Anthony's drive issues.Re: ssh password delay

Chris racerx at makeworld.com
Tue Mar 22 06:02:01 PST 2005


Anthony Atkielski wrote:
> Ted Mittelstaedt writes:
> 
> 
>>I have told him to go into his Vectra BIOS and limit the sync negotiation
>>on both disk drives to the same speed - 10Mbt.  He refuses to try doing
>>this.
> 
> 
> You're incorrect.  I have _already_ done it, at your suggestion; it had
> no effect, as I expected.
> 
> 
>>I've also told him to remove the Quantum and try running a FreeBSD system
>>off the Seagate, to see if it errors with just the single Seagate drive
>>on it.  He refuses to do that either.
> 
> 
> I'm not going to take the machine apart just to eliminate every other
> possible cause in the universe before blaming it on FreeBSD.
> 
> Only one thing has changed in this machine: I replaced Windows NT with
> FreeBSD.  Windows NT had no problem with the SCSI drives; FreeBSD has a
> problem with them.  Therefore FreeBSD is defective.
> 
> 
>>The basic problem is that Anthony has an error that is non-damaging to
>>his data - every once in a while the machine spews a bunch of SCSI
>>errors, resets the bus and everything on it, things slow down for a
>>moment, then life continues.
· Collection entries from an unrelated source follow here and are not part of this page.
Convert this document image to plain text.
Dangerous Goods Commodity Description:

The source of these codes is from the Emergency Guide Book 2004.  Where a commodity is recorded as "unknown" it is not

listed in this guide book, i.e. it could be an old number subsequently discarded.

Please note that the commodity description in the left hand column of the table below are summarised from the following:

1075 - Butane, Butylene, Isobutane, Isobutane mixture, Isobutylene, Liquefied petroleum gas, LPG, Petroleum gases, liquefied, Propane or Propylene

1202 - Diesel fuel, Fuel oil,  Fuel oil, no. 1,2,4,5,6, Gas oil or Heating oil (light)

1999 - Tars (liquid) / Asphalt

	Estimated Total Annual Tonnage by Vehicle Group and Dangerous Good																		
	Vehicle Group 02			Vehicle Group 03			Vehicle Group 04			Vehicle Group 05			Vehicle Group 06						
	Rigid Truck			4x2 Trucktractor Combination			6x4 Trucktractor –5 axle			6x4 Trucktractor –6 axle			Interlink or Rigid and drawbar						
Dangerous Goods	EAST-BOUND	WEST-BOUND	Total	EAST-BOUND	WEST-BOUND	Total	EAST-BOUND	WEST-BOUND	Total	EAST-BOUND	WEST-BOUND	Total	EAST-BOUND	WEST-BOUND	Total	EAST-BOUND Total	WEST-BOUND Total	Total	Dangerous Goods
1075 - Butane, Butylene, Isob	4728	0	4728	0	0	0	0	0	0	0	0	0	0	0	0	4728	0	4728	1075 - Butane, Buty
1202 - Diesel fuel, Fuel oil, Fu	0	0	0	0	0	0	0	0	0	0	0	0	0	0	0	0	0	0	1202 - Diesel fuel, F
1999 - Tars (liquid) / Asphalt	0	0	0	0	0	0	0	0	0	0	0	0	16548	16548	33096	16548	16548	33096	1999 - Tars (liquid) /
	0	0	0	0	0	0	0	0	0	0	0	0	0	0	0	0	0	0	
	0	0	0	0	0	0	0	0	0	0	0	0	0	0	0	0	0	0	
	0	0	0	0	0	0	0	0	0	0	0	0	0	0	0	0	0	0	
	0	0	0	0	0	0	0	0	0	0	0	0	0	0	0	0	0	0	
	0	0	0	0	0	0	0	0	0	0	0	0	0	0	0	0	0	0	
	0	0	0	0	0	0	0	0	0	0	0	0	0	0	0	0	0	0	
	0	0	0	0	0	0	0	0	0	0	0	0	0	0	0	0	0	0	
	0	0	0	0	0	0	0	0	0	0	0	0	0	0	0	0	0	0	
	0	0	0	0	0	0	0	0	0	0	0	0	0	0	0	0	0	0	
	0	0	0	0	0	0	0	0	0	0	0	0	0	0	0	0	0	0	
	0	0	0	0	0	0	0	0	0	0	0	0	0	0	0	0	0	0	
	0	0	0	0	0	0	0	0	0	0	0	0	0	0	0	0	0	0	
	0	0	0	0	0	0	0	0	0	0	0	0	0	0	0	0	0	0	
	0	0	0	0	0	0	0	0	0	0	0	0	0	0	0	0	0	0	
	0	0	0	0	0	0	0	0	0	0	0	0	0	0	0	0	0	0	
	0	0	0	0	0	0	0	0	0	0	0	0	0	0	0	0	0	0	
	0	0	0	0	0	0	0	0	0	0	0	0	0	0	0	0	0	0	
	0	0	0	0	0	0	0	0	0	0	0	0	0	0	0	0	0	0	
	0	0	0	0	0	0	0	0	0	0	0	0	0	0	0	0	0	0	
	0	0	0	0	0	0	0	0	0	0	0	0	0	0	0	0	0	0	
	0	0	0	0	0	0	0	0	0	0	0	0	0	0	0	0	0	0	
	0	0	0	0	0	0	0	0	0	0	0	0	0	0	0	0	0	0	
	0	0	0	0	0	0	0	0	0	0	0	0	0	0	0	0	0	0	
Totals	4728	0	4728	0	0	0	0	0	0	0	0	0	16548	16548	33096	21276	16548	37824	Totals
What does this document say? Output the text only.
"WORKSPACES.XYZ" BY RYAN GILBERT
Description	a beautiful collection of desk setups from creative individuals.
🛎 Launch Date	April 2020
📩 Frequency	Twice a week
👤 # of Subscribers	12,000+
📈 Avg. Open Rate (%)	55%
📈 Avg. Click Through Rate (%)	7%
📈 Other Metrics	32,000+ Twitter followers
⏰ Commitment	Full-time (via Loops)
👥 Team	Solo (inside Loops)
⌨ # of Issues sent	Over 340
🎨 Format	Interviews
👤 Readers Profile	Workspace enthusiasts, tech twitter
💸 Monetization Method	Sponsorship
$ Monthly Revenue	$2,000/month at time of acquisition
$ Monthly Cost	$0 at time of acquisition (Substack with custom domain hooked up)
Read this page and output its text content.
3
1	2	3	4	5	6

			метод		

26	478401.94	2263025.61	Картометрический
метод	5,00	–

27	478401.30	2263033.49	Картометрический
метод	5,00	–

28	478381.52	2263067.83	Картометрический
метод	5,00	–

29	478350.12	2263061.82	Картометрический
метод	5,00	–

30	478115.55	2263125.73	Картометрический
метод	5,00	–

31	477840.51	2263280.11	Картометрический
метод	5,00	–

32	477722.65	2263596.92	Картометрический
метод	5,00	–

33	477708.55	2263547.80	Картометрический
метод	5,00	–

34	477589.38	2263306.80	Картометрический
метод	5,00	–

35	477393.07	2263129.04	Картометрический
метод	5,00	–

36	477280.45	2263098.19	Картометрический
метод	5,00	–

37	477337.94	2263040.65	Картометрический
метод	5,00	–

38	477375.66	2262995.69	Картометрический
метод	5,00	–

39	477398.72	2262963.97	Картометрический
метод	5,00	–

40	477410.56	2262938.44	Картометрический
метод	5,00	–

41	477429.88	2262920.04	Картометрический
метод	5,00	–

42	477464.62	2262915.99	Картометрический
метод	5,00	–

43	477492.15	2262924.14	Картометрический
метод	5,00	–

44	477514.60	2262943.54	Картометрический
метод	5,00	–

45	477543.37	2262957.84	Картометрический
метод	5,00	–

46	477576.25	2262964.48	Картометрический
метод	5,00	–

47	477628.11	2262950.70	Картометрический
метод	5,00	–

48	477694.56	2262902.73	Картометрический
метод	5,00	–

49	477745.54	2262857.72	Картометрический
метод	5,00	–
He has by his admission, not lost data -
>>yet.
> 
> 
> I never lost data at all under Windows NT, either; and Windows NT never
> slowed down.
> 
> 
>>So the summary of it is that IMHO he LIKES things the way they are -
>>it's been happening enough so that he's not afraid of losing data
>>anymore, yet it gives him an error he can wave around every time he
>>wants to knock FreeBSD's drivers. He isn't really interested in
>>finding the root of the problem or isolating it to either a
>>controller, a disk, or a software driver issue. Instead he thinks that
>>the SCSI driver author can just wave a wand, and look at a non-debug
>>output of the error messages, and magically know exactly what
>>workaround to stick in the driver to make the error messages go away.
> 
> 
> All I know, is that nobody who has replied to my questions is competent
> or energetic enough to actually find the bug in FreeBSD.  You can argue
> all you want about that, but it's precisely this sort of attitude that
> prevents operating systems like FreeBSD from being adopted on a large
> scale in many organizations.  If they delete NT to try FreeBSD, and
> FreeBSD generates a raft of errors that NT never did, and all anyone
> involved with the product can say is "it's your hardware!" do you think
> that they're going to keep using FreeBSD?  The OS is obviously
> defective, since it is the only thing that changed.  There is no reason
> to look anywhere else UNTIL and UNLESS the OS is ruled.  Looking at
> everything else _first_ just to avoid taking responsibility for a bug in
> the OS is not the way it's done.
> 
> 
>>For all we know the SCSI device driver under Windows NT ran into the
>>exact same error - and simply did the bus reset silently, without
>>informing the user. That would be completely in character with how
>>Microsoft approaches things (ie: if it doesen't kill the system the
>>user doesen't need to know about it)
> 
> 
> That's how FreeBSD does it, too, based on the snippets of code I've
> looked at.
> 
> 
>>As I have told him before the only way to find the error is to install
>>a SCSI analyzer onto the SCSI bus, and only Adaptec and the disk drive
>>manufacturers have such a tool - and if one did, they would almost
>>certainly find out it is some kind of low-level timing od SCSI command
>>set implementation issue that would need a correction in either the
>>Adaptec controller microcode, or one of the disk drive's microcode -
>>and you could identify which disk it was a lot simpler and quicker by
>>just doing the troubleshooting suggestions that have already been
>>given to him. Besides which, a half hour of time on such a tool would
>>probably cost more than the price of a brand new server.
> 
> 
> No, the only way to find the error is to find someone who knows the
> FreeBSD code and is competent and willing to discuss the problem,
> instead of people who spend their time blowing smoke in order to avoid
> admitting that they haven't a ghost of a clue as to what the problem is.
> 
> You obviously have no idea what's wrong; why do you continue to reply?
> 


Anthony - one word describes your hardware, Legacy - consider running
4.11 (Legacy)

-- 
Best regards,
Chris

A drug is that substance which, when injected into a
rat, will produce a scientific report.